Many a time, when I was on the hillside behind the house I would be startled by the sight of a horse and the flash of a red-coat upon the horse's back, only to find my heart drumming yet the faster when I perceived that it was Miss Dorothy Curwen in her red cramoisie riding-habit. Maybe I would be standing no great distance from the house, and she would see me and come up the grass while I went down towards her, her hair straying about her ears and forehead in the sweetest disorder, and her cheeks wind-whipped to the rosiest pink. On the wet days, which were by no means infrequent, she would sit at her spinet and sing such old songs as that I had listened to on the first night of my coming. If the evenings were fine, we would sometimes row out upon Ennerdale water, in a crazy battered boat, so that I was more often baling out the leakage in a tin pannikin than pulling at the oars. And on afternoons, when the sunlight fell through the leaves like great spots of a gold rain we would climb up to the orchard, and I would spread an old cloak for her upon the grass, and we would sit amongst the crabbed trunks of trees. But at all times—in the dusk, when she sang and the rain whipped the panes; at night, when we rowed across the moonlit lake as across a silver mirror, in the hush of a world asleep—at all times a feverish impatience would seize on me for an answer to my letter, and a shadow would darken across our talk, so that thereafter I sat mum and glooming and heard little that was said to me.

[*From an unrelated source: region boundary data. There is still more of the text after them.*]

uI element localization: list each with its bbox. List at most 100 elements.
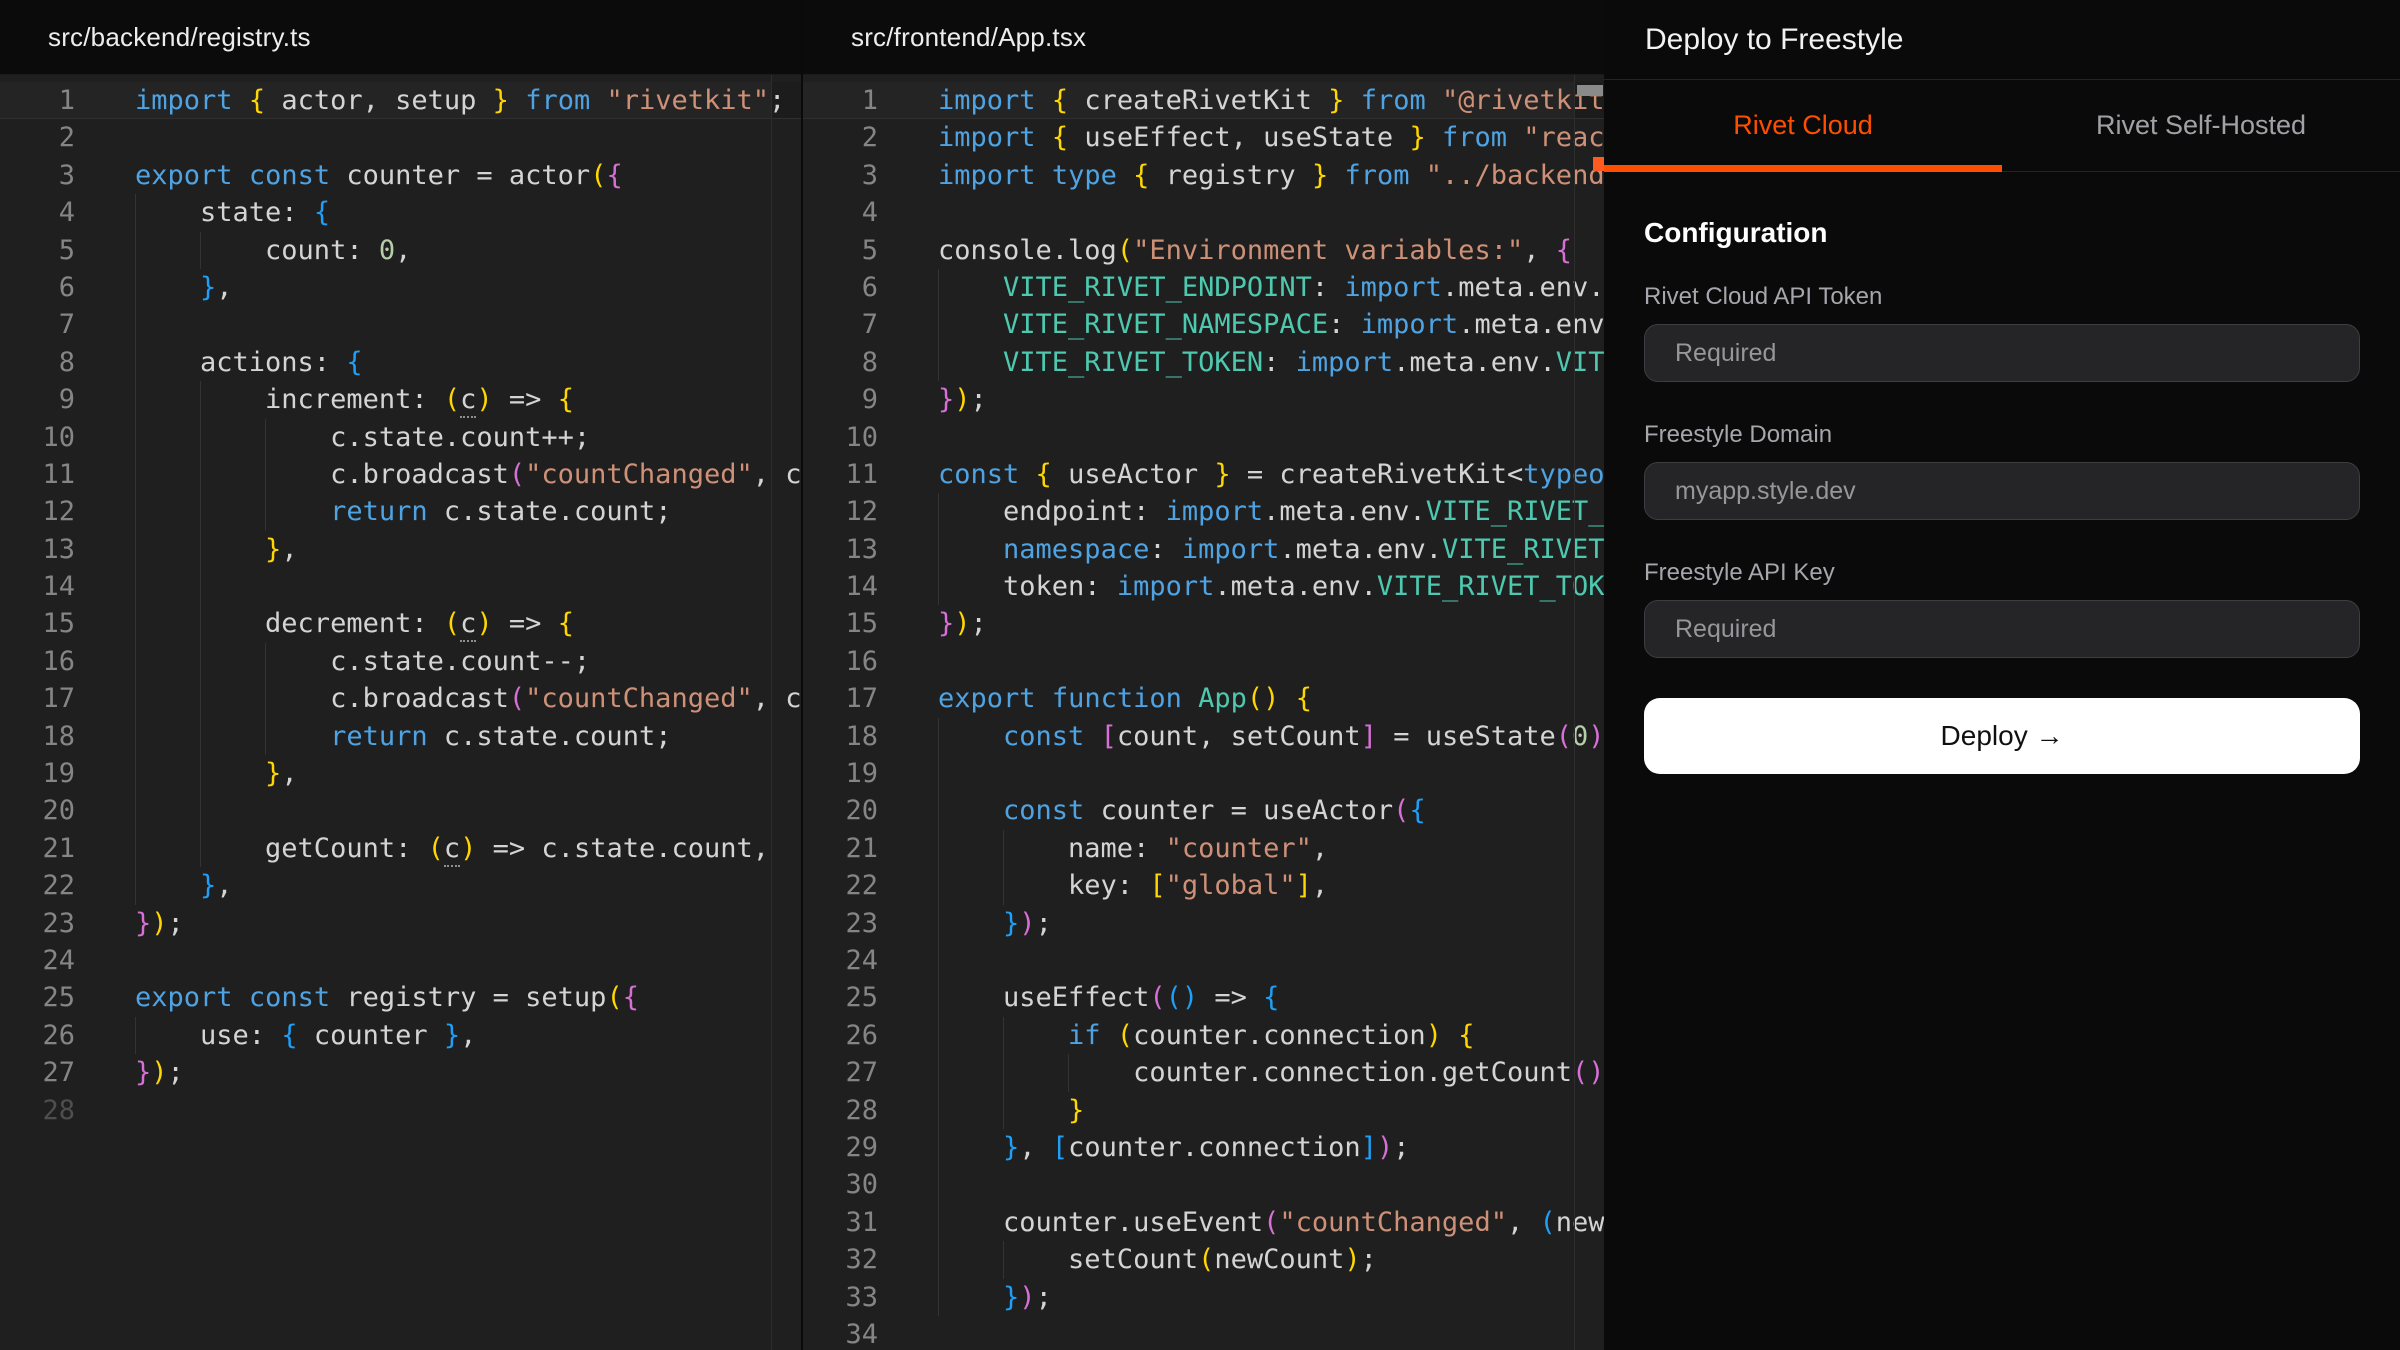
line-number: 19 [803, 755, 878, 792]
line-number: 14 [0, 568, 75, 605]
scrollbar-thumb[interactable] [1577, 85, 1603, 96]
freestyle-domain-input[interactable] [1644, 462, 2360, 520]
indent-guide [200, 568, 201, 605]
code-line: 28 [0, 1092, 801, 1129]
indent-guide [265, 456, 266, 493]
code-line: 10 c.state.count++; [0, 419, 801, 456]
indent-guide [938, 1241, 939, 1278]
indent-guide [200, 755, 201, 792]
file-title-registry: src/backend/registry.ts [0, 0, 801, 75]
line-number: 18 [803, 718, 878, 755]
line-number: 24 [0, 942, 75, 979]
line-number: 12 [803, 493, 878, 530]
deploy-dialog: src/backend/registry.ts 1import { actor,… [0, 0, 2400, 1350]
rivet-cloud-api-token-input[interactable] [1644, 324, 2360, 382]
indent-guide [938, 344, 939, 381]
line-number: 33 [803, 1279, 878, 1316]
code-line: 18 return c.state.count; [0, 718, 801, 755]
indent-guide [1068, 1054, 1069, 1091]
code-line: 28 } [803, 1092, 1604, 1129]
code-line: 8 VITE_RIVET_TOKEN: import.meta.env.VITE… [803, 344, 1604, 381]
line-number: 22 [803, 867, 878, 904]
line-number: 27 [803, 1054, 878, 1091]
indent-guide [135, 718, 136, 755]
code-line: 16 c.state.count--; [0, 643, 801, 680]
line-number: 21 [803, 830, 878, 867]
indent-guide [1003, 1054, 1004, 1091]
indent-guide [938, 905, 939, 942]
indent-guide [135, 232, 136, 269]
indent-guide [1003, 1017, 1004, 1054]
code-panel-app: src/frontend/App.tsx 1import { createRiv… [801, 0, 1604, 1350]
line-number: 21 [0, 830, 75, 867]
indent-guide [265, 493, 266, 530]
code-line: 1import { createRivetKit } from "@rivetk… [803, 82, 1604, 119]
code-line: 20 const counter = useActor({ [803, 792, 1604, 829]
indent-guide [938, 1054, 939, 1091]
code-editor-registry[interactable]: 1import { actor, setup } from "rivetkit"… [0, 75, 801, 1350]
indent-guide [938, 830, 939, 867]
line-number: 20 [0, 792, 75, 829]
indent-guide [200, 792, 201, 829]
tab-rivet-self-hosted[interactable]: Rivet Self-Hosted [2002, 80, 2400, 171]
line-number: 2 [0, 119, 75, 156]
code-line: 32 setCount(newCount); [803, 1241, 1604, 1278]
indent-guide [938, 755, 939, 792]
deploy-tabs: Rivet Cloud Rivet Self-Hosted [1604, 80, 2400, 172]
code-line: 26 if (counter.connection) { [803, 1017, 1604, 1054]
line-number: 15 [803, 605, 878, 642]
line-number: 10 [803, 419, 878, 456]
line-number: 31 [803, 1204, 878, 1241]
code-editor-app[interactable]: 1import { createRivetKit } from "@rivetk… [803, 75, 1604, 1350]
deploy-panel-title: Deploy to Freestyle [1604, 0, 2400, 80]
indent-guide [938, 792, 939, 829]
code-line: 27 counter.connection.getCount().then(se… [803, 1054, 1604, 1091]
code-line: 27}); [0, 1054, 801, 1091]
configuration-heading: Configuration [1644, 216, 2360, 250]
code-panel-registry: src/backend/registry.ts 1import { actor,… [0, 0, 801, 1350]
indent-guide [200, 381, 201, 418]
tab-rivet-cloud[interactable]: Rivet Cloud [1604, 80, 2002, 171]
line-number: 7 [0, 306, 75, 343]
indent-guide [135, 605, 136, 642]
indent-guide [200, 605, 201, 642]
line-number: 22 [0, 867, 75, 904]
code-line: 3export const counter = actor({ [0, 157, 801, 194]
code-line: 13 }, [0, 531, 801, 568]
indent-guide [938, 531, 939, 568]
configuration-section: Configuration Rivet Cloud API Token Free… [1604, 172, 2400, 774]
deploy-button[interactable]: Deploy → [1644, 698, 2360, 774]
code-line: 23 }); [803, 905, 1604, 942]
indent-guide [1003, 1092, 1004, 1129]
indent-guide [938, 867, 939, 904]
line-number: 16 [803, 643, 878, 680]
indent-guide [265, 643, 266, 680]
line-number: 15 [0, 605, 75, 642]
code-line: 11const { useActor } = createRivetKit<ty… [803, 456, 1604, 493]
code-line: 20 [0, 792, 801, 829]
tab-rivet-cloud-label: Rivet Cloud [1733, 110, 1873, 141]
line-number: 29 [803, 1129, 878, 1166]
line-number: 11 [0, 456, 75, 493]
code-line: 29 }, [counter.connection]); [803, 1129, 1604, 1166]
line-number: 5 [803, 232, 878, 269]
line-number: 28 [803, 1092, 878, 1129]
freestyle-api-key-input[interactable] [1644, 600, 2360, 658]
code-line: 17 c.broadcast("countChanged", c.state.c… [0, 680, 801, 717]
indent-guide [1003, 1241, 1004, 1278]
line-number: 12 [0, 493, 75, 530]
line-number: 34 [803, 1316, 878, 1350]
line-number: 26 [803, 1017, 878, 1054]
code-line: 25 useEffect(() => { [803, 979, 1604, 1016]
code-line: 12 endpoint: import.meta.env.VITE_RIVET_… [803, 493, 1604, 530]
scrollbar-track [1574, 75, 1575, 1350]
indent-guide [135, 867, 136, 904]
line-number: 2 [803, 119, 878, 156]
indent-guide [1003, 830, 1004, 867]
indent-guide [135, 269, 136, 306]
line-number: 17 [0, 680, 75, 717]
code-line: 12 return c.state.count; [0, 493, 801, 530]
indent-guide [135, 419, 136, 456]
indent-guide [135, 830, 136, 867]
code-line: 6 VITE_RIVET_ENDPOINT: import.meta.env.V… [803, 269, 1604, 306]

It was not, indeed, the shadow of the gallows, but rather of the fear lest while I lingered here at Applegarth, chance might thwart me of the gallows. For the girl's presence was to me as a perpetual accusation.

Upon one such occasion, when we were together in the orchard, she looked at me once or twice curiously.

"For one so imprudent," said she, a trifle petulantly, "you are extraordinary solemn."